Qui pis est, cette crise a déstabilisé durablement bien de sociétés françaises installées dans ce pays. Pour dire vrai, la France n'est pas la seule à trépigner d'impatience pour un retour de la paix en Côte d'Ivoire.

Kofi Annan, le patron sortant de l'ONU, en avait fait une affaire personnelle. D'abord, il est africain et, mieux, il est originaire du Ghana, pays limitrophe de la Côte d'Ivoire.

Pour cela et certainement pour d'autres choses, il entendait achever son 2e mandat à la tête de l'institution onusienne après avoir fortement contribué à résoudre cette crise.

Et Kofi Annan s'est dépensé afin que le pays d'Houphouët retrouve la paix, mais las de courir derrière une paix improbable, il a dû se résoudre à évidence.

Bref, la persistance de la crise en Côte d'Ivoire restera longtemps encore une tâche dans ce parcours brillant effectué par Kofi Annan à la tête de l'ONU. Son successeur, le Sud-Coréen Ban Ki-Moon, aura-t-il le même entregent pour s'occuper de cette crise ?

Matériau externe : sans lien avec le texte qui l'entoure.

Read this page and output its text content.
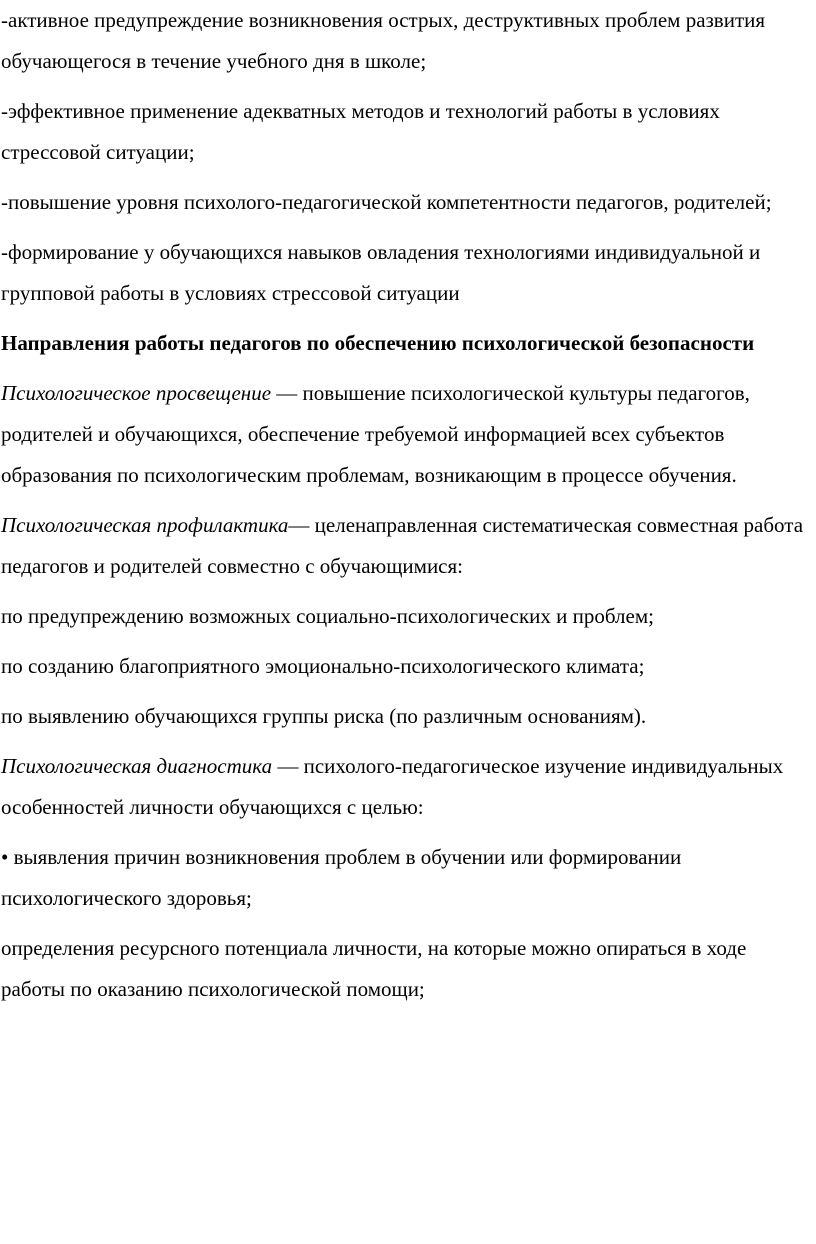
-активное предупреждение возникновения острых, деструктивных проблем развития обучающегося в течение учебного дня в школе;

-эффективное применение адекватных методов и технологий работы в условиях стрессовой ситуации;

-повышение уровня психолого-педагогической компетентности педагогов, родителей;

-формирование у обучающихся навыков овладения технологиями индивидуальной и групповой работы в условиях стрессовой ситуации

Направления работы педагогов по обеспечению психологической безопасности

Психологическое просвещение — повышение психологической культуры педагогов, родителей и обучающихся, обеспечение требуемой информацией всех субъектов образования по психологическим проблемам, возникающим в процессе обучения.

Психологическая профилактика— целенаправленная систематическая совместная работа педагогов и родителей совместно с обучающимися:

по предупреждению возможных социально-психологических и проблем;

по созданию благоприятного эмоционально-психологического климата;

по выявлению обучающихся группы риска (по различным основаниям).

Психологическая диагностика — психолого-педагогическое изучение индивидуальных особенностей личности обучающихся с целью:

• выявления причин возникновения проблем в обучении или формировании психологического здоровья;

определения ресурсного потенциала личности, на которые можно опираться в ходе работы по оказанию психологической помощи;
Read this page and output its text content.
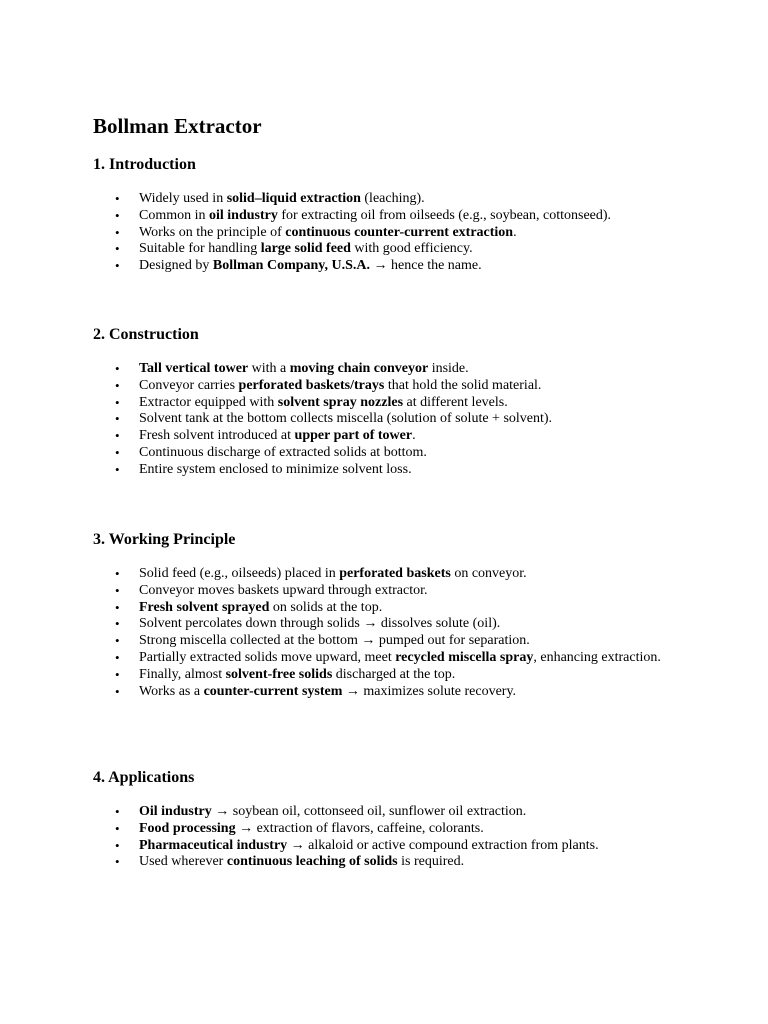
Bollman Extractor
1. Introduction
• Widely used in solid–liquid extraction (leaching).
• Common in oil industry for extracting oil from oilseeds (e.g., soybean, cottonseed).
• Works on the principle of continuous counter-current extraction.
• Suitable for handling large solid feed with good efficiency.
• Designed by Bollman Company, U.S.A. → hence the name.
2. Construction
• Tall vertical tower with a moving chain conveyor inside.
• Conveyor carries perforated baskets/trays that hold the solid material.
• Extractor equipped with solvent spray nozzles at different levels.
• Solvent tank at the bottom collects miscella (solution of solute + solvent).
• Fresh solvent introduced at upper part of tower.
• Continuous discharge of extracted solids at bottom.
• Entire system enclosed to minimize solvent loss.
3. Working Principle
• Solid feed (e.g., oilseeds) placed in perforated baskets on conveyor.
• Conveyor moves baskets upward through extractor.
• Fresh solvent sprayed on solids at the top.
• Solvent percolates down through solids → dissolves solute (oil).
• Strong miscella collected at the bottom → pumped out for separation.
• Partially extracted solids move upward, meet recycled miscella spray, enhancing extraction.
• Finally, almost solvent-free solids discharged at the top.
• Works as a counter-current system → maximizes solute recovery.
4. Applications
• Oil industry → soybean oil, cottonseed oil, sunflower oil extraction.
• Food processing → extraction of flavors, caffeine, colorants.
• Pharmaceutical industry → alkaloid or active compound extraction from plants.
• Used wherever continuous leaching of solids is required.
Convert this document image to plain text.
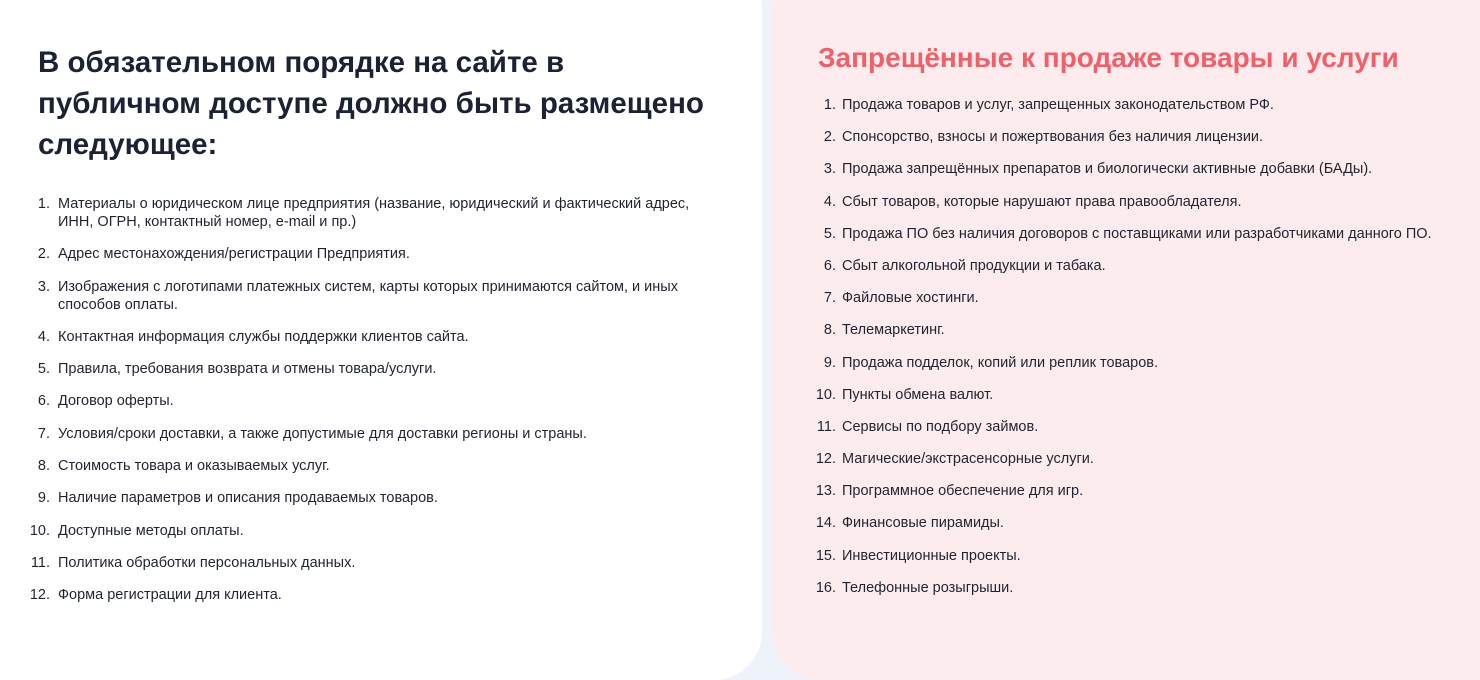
В обязательном порядке на сайте в публичном доступе должно быть размещено следующее:
1. Материалы о юридическом лице предприятия (название, юридический и фактический адрес, ИНН, ОГРН, контактный номер, e-mail и пр.)
2. Адрес местонахождения/регистрации Предприятия.
3. Изображения с логотипами платежных систем, карты которых принимаются сайтом, и иных способов оплаты.
4. Контактная информация службы поддержки клиентов сайта.
5. Правила, требования возврата и отмены товара/услуги.
6. Договор оферты.
7. Условия/сроки доставки, а также допустимые для доставки регионы и страны.
8. Стоимость товара и оказываемых услуг.
9. Наличие параметров и описания продаваемых товаров.
10. Доступные методы оплаты.
11. Политика обработки персональных данных.
12. Форма регистрации для клиента.
Запрещённые к продаже товары и услуги
1. Продажа товаров и услуг, запрещенных законодательством РФ.
2. Спонсорство, взносы и пожертвования без наличия лицензии.
3. Продажа запрещённых препаратов и биологически активные добавки (БАДы).
4. Сбыт товаров, которые нарушают права правообладателя.
5. Продажа ПО без наличия договоров с поставщиками или разработчиками данного ПО.
6. Сбыт алкогольной продукции и табака.
7. Файловые хостинги.
8. Телемаркетинг.
9. Продажа подделок, копий или реплик товаров.
10. Пункты обмена валют.
11. Сервисы по подбору займов.
12. Магические/экстрасенсорные услуги.
13. Программное обеспечение для игр.
14. Финансовые пирамиды.
15. Инвестиционные проекты.
16. Телефонные розыгрыши.
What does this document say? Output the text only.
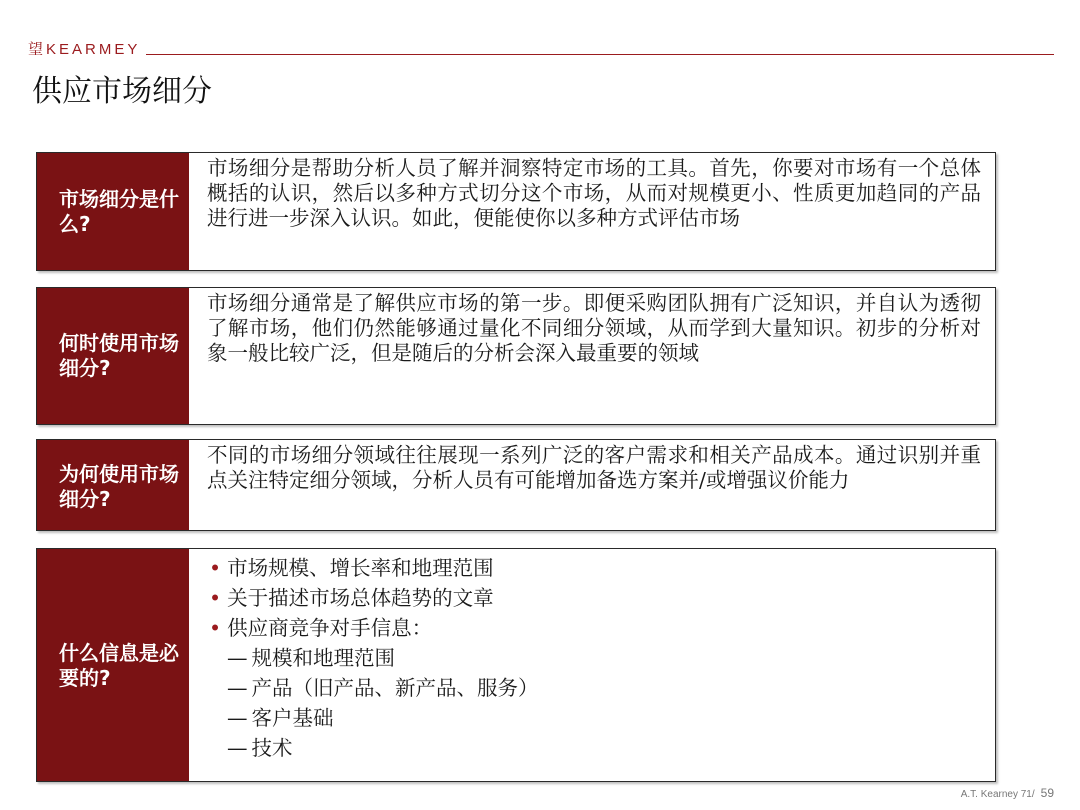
望KEARMEY
供应市场细分
市场细分是什么?
市场细分是帮助分析人员了解并洞察特定市场的工具。首先，你要对市场有一个总体概括的认识，然后以多种方式切分这个市场，从而对规模更小、性质更加趋同的产品进行进一步深入认识。如此，便能使你以多种方式评估市场
何时使用市场细分?
市场细分通常是了解供应市场的第一步。即便采购团队拥有广泛知识，并自认为透彻了解市场，他们仍然能够通过量化不同细分领域，从而学到大量知识。初步的分析对象一般比较广泛，但是随后的分析会深入最重要的领域
为何使用市场细分?
不同的市场细分领域往往展现一系列广泛的客户需求和相关产品成本。通过识别并重点关注特定细分领域，分析人员有可能增加备选方案并/或增强议价能力
什么信息是必要的?
• 市场规模、增长率和地理范围
• 关于描述市场总体趋势的文章
• 供应商竞争对手信息：
— 规模和地理范围
— 产品（旧产品、新产品、服务）
— 客户基础
— 技术
A.T. Kearney 71/ 59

Attendons de le voir à l'oeuvre. Ce qui semble sûr, c'est que le prochain départ de Kofi Annan ne semble pas déplaire outre mesure à Gbagbo et son clan. Ceux-ci, en effet, suspectaient l'ONU et son chef de partialité dans cette crise ivoiro-ivoirienne.

Nous ne serons donc pas étonné que les responsables politiques à Abidjan qui ont pignon sur rue poussent un ouf de soulagement après le premier janvier 2007, date du départ de Kofi Annan.

Un autre probable départ qui ne sera pas pour déplaire à Gbagbo, c'est celui de Jacques Chirac. Les deux hommes se connaissent bien, mais n'ont pas d'atomes crochus.

Alors, la résolution 1721 pourrait-elle être malgré tout la bonne ? Compte tenu des espoirs déçus de voir ce pays cheminer de nouveau dans la paix, tout triomphalisme serait hasardeux. Donc wait and see.